«Шалтай-Болтай сидел на…» (Первушин) - страница 3

– Вы меня знаете?- удивился Сергеевич.

– Видел как-то образ ваш в "Истине".

Михаилу Сергеевичу сразу все стало ясно. Он еще внимательнее пригляделся к высокому, потом его осенило, и он посмотрел вниз, на прикованную рядом руку. На левой руке высокого не хватало двух пальцев. Ну конечно же!

Михаил Сергеевич быстро перебрал в памяти крупицы скудных сведений об этом человеке. Родился в тридцать первом ("одногодка, ровесник, значит"), с пятнадцати лет среди активистов оппи, профессиональный бунтовщик, бомбист, каких свет еще не видывал, с детства возился с разными "адскими машинками", результат – изуродованная рука и принятый среди нелегалов для него псевдоним: Детонатор. Наибольшей популярностью пользуется среди русокосых домохозяек и гимназистов от девяти до пятнадцати. По собственному емкому определению является "человеком дела", потому статей в "Истину" и "Волю" не пишет и о запрещенной в Великороссии прессе отзывается пренебрежительно. Убеждения – причудливая смесь из идей левых утопистов, правых анархистов и технократов-центристов. Считается отцом-основателем так называемого Движения Черни. На счету – три плотных отсидки и два громких побега. В общем, весьма и весьма примечательная личность.

– Дальше – больше, брат Михаил,- с непонятным значением в голосе заявил Николаевич.- Скоро вообще об удобствах забыть придется. А если и будем вспоминать, то с ностальгией: и этот вагон, и эти наручники.

– Сколько вам дали?- поинтересовался Сергеевич.

– По полной,- с темным весельем отвечал Николаевич.- Дюжину каторжных и обширное поражение в правах. Могли бы, дали бы больше, но руки у них пока коротки!

Михаил Сергеевич все не понимал, к чему клонит, на что намекает его визави. А поезд шел. Вагон покачивался, стучали на стыках колеса.

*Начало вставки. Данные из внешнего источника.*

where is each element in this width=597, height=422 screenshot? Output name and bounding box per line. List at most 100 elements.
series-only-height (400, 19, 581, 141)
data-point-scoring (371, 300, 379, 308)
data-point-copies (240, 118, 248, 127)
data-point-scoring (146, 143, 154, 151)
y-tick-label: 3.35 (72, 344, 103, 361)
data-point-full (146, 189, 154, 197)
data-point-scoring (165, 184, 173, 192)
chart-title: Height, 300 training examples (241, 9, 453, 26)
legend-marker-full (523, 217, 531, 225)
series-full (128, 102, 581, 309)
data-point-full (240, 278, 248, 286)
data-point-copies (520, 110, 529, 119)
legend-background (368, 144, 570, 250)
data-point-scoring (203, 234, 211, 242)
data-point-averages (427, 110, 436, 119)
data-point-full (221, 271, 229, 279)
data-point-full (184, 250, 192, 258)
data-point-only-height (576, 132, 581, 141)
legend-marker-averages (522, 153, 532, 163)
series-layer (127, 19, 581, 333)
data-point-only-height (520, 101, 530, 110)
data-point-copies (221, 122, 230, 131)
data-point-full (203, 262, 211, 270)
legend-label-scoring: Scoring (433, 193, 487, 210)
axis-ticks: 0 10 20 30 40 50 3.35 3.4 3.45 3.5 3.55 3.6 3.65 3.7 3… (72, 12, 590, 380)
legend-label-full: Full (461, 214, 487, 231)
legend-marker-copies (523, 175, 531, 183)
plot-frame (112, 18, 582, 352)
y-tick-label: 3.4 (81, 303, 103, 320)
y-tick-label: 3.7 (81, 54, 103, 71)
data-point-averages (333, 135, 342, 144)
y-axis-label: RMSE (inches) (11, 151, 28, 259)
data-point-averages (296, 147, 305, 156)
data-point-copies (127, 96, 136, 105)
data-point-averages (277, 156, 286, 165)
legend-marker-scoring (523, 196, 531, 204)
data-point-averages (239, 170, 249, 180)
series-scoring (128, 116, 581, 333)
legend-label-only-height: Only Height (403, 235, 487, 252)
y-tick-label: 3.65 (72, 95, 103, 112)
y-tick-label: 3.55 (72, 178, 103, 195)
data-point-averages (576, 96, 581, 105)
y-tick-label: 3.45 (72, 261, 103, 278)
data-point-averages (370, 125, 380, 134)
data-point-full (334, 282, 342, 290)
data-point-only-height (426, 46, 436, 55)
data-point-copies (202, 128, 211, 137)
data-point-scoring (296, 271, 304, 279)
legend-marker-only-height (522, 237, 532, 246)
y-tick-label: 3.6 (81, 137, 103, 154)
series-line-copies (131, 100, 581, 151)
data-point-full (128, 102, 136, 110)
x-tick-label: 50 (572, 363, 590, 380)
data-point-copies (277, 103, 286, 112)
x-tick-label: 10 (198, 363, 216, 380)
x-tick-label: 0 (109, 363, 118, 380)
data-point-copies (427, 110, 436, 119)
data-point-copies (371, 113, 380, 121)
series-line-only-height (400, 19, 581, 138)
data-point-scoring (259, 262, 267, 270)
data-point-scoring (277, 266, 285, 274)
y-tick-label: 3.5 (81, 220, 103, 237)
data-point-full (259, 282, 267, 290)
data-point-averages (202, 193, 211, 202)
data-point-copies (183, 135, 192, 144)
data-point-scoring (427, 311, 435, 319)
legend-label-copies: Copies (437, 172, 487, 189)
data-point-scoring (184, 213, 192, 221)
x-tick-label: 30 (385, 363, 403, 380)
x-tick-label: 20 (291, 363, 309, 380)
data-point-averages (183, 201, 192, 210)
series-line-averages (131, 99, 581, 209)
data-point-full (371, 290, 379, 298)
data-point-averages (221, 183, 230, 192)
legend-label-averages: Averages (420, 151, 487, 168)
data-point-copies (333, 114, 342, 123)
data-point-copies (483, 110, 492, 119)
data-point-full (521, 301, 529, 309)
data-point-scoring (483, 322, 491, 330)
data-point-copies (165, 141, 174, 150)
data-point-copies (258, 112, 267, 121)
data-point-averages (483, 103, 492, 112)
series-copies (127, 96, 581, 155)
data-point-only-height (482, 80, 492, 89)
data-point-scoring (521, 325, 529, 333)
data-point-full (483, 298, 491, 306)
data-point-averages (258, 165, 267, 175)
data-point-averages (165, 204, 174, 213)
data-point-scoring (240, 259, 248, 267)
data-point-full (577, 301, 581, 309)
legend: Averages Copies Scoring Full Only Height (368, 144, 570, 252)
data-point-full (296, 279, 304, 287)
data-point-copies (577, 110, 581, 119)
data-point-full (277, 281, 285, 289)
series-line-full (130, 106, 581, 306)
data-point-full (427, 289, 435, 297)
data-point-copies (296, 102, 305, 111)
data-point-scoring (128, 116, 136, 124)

Иногда паровоз давал гудок, заглушая тем на мгновение все звуки.

– Я давно не был в Москве,- пожаловался Сергеевич собеседнику.- Я обнаружил, что очень многое изменилось. Но цельную картину представить себе затрудняюсь. Не могли бы вы, брат Борис…

– Оно и понятно,- не дослушав, кивнул Николаевич.- Разве из Берлина что разглядишь, будь даже семи пядей во лбу? А дела наши, брат Михаил, плохи, хуже некуда – вот такая картина. Перед выбором стоим, куда дальше: то ли быть единой и неделимой Великороссии, то ли не быть единой и неделимой,- и снова послышалась Сергеевичу в его голосе скрытая издевка.- Можем, правда, себя успокоить. Не одни мы перед выбором: и Великобритании подошла пора над тем же самым призадуматься.

– Сепаратизм?- удивился Михаил Сергеевич.- Неужели сепаратизм набрал такую силу? Неужели можно говорить об этом всерьез?